Again we are looking for some more typical fare. Kesar da Dhaba turned out the best choice, not too far from the Heritage area but only after negotiating some serpentine alleys. Considered almost the oldest dhaba, (almost a hundred years!), the heaped plates of paratha roll off the waiters’ hands as quickly as they roll off your tongue. Punjab is, after all, known for a variety of breads – tandoori roti, naan, kulcha, bhatura and more.

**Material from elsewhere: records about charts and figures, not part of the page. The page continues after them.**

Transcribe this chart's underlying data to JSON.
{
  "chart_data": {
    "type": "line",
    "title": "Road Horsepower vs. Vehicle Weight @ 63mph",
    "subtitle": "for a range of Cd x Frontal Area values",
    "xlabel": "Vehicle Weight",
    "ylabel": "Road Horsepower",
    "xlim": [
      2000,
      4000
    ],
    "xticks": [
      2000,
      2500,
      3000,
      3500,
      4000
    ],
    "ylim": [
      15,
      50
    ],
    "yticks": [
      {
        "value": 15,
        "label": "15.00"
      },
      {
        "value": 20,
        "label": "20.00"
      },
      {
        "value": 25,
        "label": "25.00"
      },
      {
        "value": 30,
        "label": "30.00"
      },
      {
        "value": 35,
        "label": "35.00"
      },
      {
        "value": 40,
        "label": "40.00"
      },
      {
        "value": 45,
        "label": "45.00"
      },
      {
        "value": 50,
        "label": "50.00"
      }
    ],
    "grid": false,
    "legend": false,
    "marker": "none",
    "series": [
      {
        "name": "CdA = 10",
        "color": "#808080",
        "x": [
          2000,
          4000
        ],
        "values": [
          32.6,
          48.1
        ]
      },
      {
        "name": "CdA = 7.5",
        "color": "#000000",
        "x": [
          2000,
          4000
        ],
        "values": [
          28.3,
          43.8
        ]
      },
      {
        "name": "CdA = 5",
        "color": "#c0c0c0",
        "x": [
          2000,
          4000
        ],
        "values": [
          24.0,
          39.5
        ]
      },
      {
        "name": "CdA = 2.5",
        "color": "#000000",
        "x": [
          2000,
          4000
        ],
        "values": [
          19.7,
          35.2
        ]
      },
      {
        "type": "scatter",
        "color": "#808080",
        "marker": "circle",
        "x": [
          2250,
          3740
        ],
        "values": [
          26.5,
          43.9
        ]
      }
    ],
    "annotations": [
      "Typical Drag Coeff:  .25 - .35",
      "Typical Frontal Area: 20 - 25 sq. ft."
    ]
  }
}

Served with kali dal, simmered over 12 hours on a low flame, and spicy sabzi, the parathas come in various flavours: alu, paneer, methi or plain. There are other types of bread as well. You can even try a thali complete with dal, sabzi, pickles and raita. The matka kulfi – kulfi served in a small matka (earthen pot) – is the perfect way to round off a meal at this dhaba.
After lunch, it is pack up time. There are many other sights of Amritsar, namely the Gobindgarh Fort and Maharaja Ranjit Singh Museum but we have a train to catch. There are modern amusement parks too. But our two-day trip captured the very essence of Amritsar full of polite and friendly people. On our way to the station, we pick up the typical sweet of the region – the dodhi, a sort of milk cake garnished with almonds. The pinni or the rich laddoo of the region is another delicacy, best had in cold winters. Made of desi ghee, wheat flour, jaggery or sugar, raisins and almonds, sometimes even urad dal is used. Most of the food we had at the small but very well-known eating joints had dishes that were mostly modestly priced, but not the sweets, which is sold by the weight.
As the train chugs out of Amritsar and makes its rhythmic journey back to Delhi, Rabindrrnath Tagore’s famous poem resonates in my ears. On the banks of the five rivers/ Uprise the Sikhs spontaneous/With hair coiled above their head/Inspired by the mantra their Guru spread/Fearless and unyielding.
(An excerpt from Rabindrantah Tagore’s poem: Bandi Bir or Captive Warrior. The electrifying lines bring back the days of Sikh uprising when Banda Singh Bahadur, a warrior and Guru Gobind Singh’s disciple and fellow Sikhs were tortured and ruthlessly killed by the Mughal rulers because they refused to convert to Islam.
Tales of a strong faith, heroism, bravery, fertile land and rich culture, I feel so happy and blessed to be born in this diverse country!
How to reach Amritsar
One can travel to Amritsar by air, road or railway from Delhi; and of course by a train or a flight from anywhere in India. The Shatabdi Express, of which there are several during the days of the week is by far the best way. Best time to visit is between November and March.